Selon une étude de la National Agency for the treatment and rehabilitation of substance abusers (NATReSA) 28,6% des toxicomanes mauriciens ont commencé à se droguer avant l’âge de 18 ans. Et 37,1 % ont pris leur première drogue entre 15 ans et 19 ans. La NATReSA fait actuellement une campagne de sensibilisation parmi les étudiants d’université pour prévenir la toxicomanie. Ce matin la NATReSA a réuni enseignants et étudiants à l’Université de Technologie à La Tour-Koenig pour une session d’information sur la toxicomanie avec le concours du ministère de la Santé et de l’ADSU.
Le ministre de la Santé Lormus Bundhoo a indiqué que le programme de substitution à la méthadone a réduit de 30 % le nombre de cas de VIH/sida recensés mensuellement au cours des trois dernières années. Les orateurs qui se sont succédé dont Vishnu Bundhun, directeur de la NATReSA et le Dr H. Chittoo, acting director de l’Université de Technologie, ont mis l’accent sur le “peer pressure”, c’est-à-dire l’influence des amis sur l’attrait des substances illicites, voire même de la cigarette et de l’alcool sur les jeunes. Le directeur de la NATReSA a mentionné la consommation de drogues chimiques dont la composition est inconnue et qui est souvent fatale.

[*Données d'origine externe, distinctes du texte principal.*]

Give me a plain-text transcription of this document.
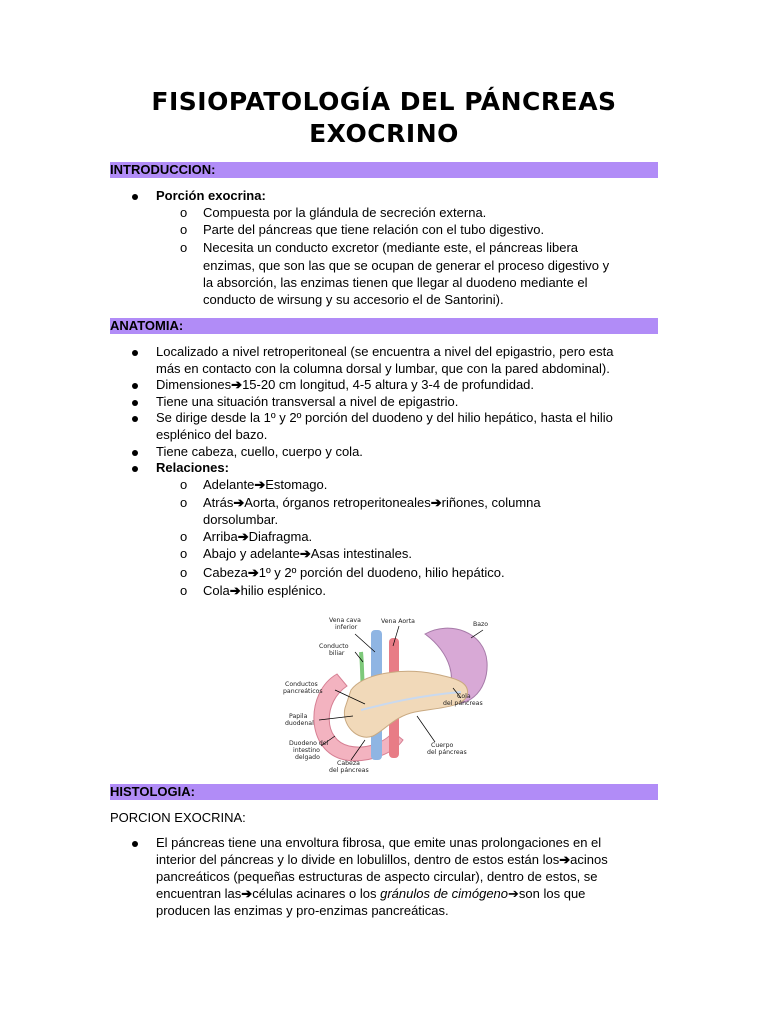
FISIOPATOLOGÍA DEL PÁNCREAS
EXOCRINO
INTRODUCCION:
Porción exocrina:
o Compuesta por la glándula de secreción externa.
o Parte del páncreas que tiene relación con el tubo digestivo.
o Necesita un conducto excretor (mediante este, el páncreas libera
enzimas, que son las que se ocupan de generar el proceso digestivo y
la absorción, las enzimas tienen que llegar al duodeno mediante el
conducto de wirsung y su accesorio el de Santorini).
ANATOMIA:
Localizado a nivel retroperitoneal (se encuentra a nivel del epigastrio, pero esta
más en contacto con la columna dorsal y lumbar, que con la pared abdominal).
Dimensiones➔15-20 cm longitud, 4-5 altura y 3-4 de profundidad.
Tiene una situación transversal a nivel de epigastrio.
Se dirige desde la 1º y 2º porción del duodeno y del hilio hepático, hasta el hilio
esplénico del bazo.
Tiene cabeza, cuello, cuerpo y cola.
Relaciones:
o Adelante➔Estomago.
o Atrás➔Aorta, órganos retroperitoneales➔riñones, columna
dorsolumbar.
o Arriba➔Diafragma.
o Abajo y adelante➔Asas intestinales.
o Cabeza➔1º y 2º porción del duodeno, hilio hepático.
o Cola➔hilio esplénico.
Vena cava
inferior
Vena Aorta	Bazo
Conducto
biliar
Conductos
pancreáticos
Cola
del páncreas
Papila
duodenal
Duodeno del
intestino
delgado
Cuerpo
del páncreas
Cabeza
del páncreas
HISTOLOGIA:
PORCION EXOCRINA:
El páncreas tiene una envoltura fibrosa, que emite unas prolongaciones en el
interior del páncreas y lo divide en lobulillos, dentro de estos están los➔acinos
pancreáticos (pequeñas estructuras de aspecto circular), dentro de estos, se
encuentran las➔células acinares o los gránulos de cimógeno➔son los que
producen las enzimas y pro-enzimas pancreáticas.
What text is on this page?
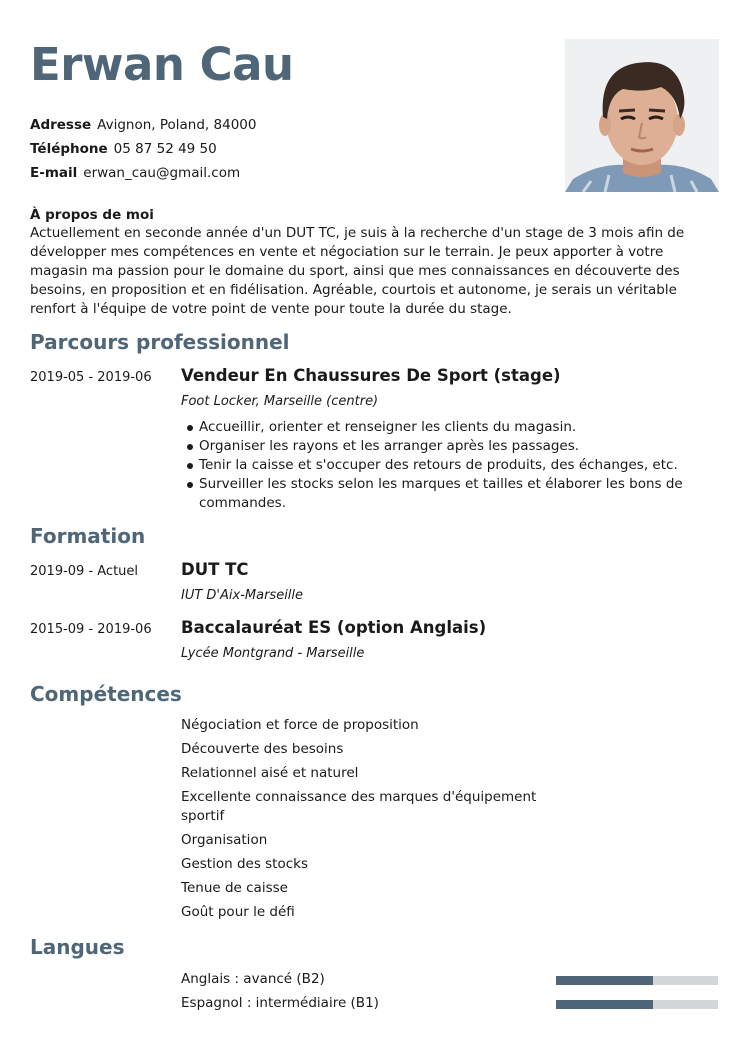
Erwan Cau
Adresse Avignon, Poland, 84000
Téléphone 05 87 52 49 50
E-mail erwan_cau@gmail.com
À propos de moi

Actuellement en seconde année d'un DUT TC, je suis à la recherche d'un stage de 3 mois afin de développer mes compétences en vente et négociation sur le terrain. Je peux apporter à votre magasin ma passion pour le domaine du sport, ainsi que mes connaissances en découverte des besoins, en proposition et en fidélisation. Agréable, courtois et autonome, je serais un véritable renfort à l'équipe de votre point de vente pour toute la durée du stage.

Parcours professionnel
2019-05 - 2019-06 Vendeur En Chaussures De Sport (stage)
Foot Locker, Marseille (centre)
Accueillir, orienter et renseigner les clients du magasin.
Organiser les rayons et les arranger après les passages.
Tenir la caisse et s'occuper des retours de produits, des échanges, etc.
Surveiller les stocks selon les marques et tailles et élaborer les bons de commandes.
Formation
2019-09 - Actuel	DUT TC
IUT D'Aix-Marseille
2015-09 - 2019-06 Baccalauréat ES (option Anglais)
Lycée Montgrand - Marseille
Compétences
Négociation et force de proposition
Découverte des besoins
Relationnel aisé et naturel
Excellente connaissance des marques d'équipement sportif
Organisation
Gestion des stocks
Tenue de caisse
Goût pour le défi
Langues
Anglais : avancé (B2)
Espagnol : intermédiaire (B1)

Le ministre de la Santé a pour sa part déclaré qu’un jeune qui se drogue ne peut pas participer à la vie économique de son pays alors que ses parents et le gouvernement ont beaucoup investi dans ses études et sa santé. « C’est un cycle infernal », a affirmé M. Bundhoo. « La toxicomanie a des conséquences sur l’incidence du VIH/sida, sur la criminalité et les abus sexuels », a-t-il expliqué aux étudiants de l’université de La Tour-Koenig. Il rappelle aussi que 1 200 Mauriciens meurent chaque année d’un cancer et que l’alcoolisme est mortel pour un diabétique. « Dans chaque famille il y a un diabétique et ce pour des raisons génétiques », dit-il. 23 % de la population sont déjà diabétiques et 23 % sont en train de le devenir, dit-il. L’économie du pays va dépendre des jeunes qui vivent pendant les années 2000 à 2025, souligne-t-il alors que la tendance jusqu’à 2030 est une diminution des naissances et un vieillissement de la population. M. Bundhoo a expliqué aux jeunes étudiants que la consommation de drogues provoque des changements dans le cerveau, entraînant des modifications du comportement, du jugement et de la coordination, provoquant des accidents et de l’agressivité.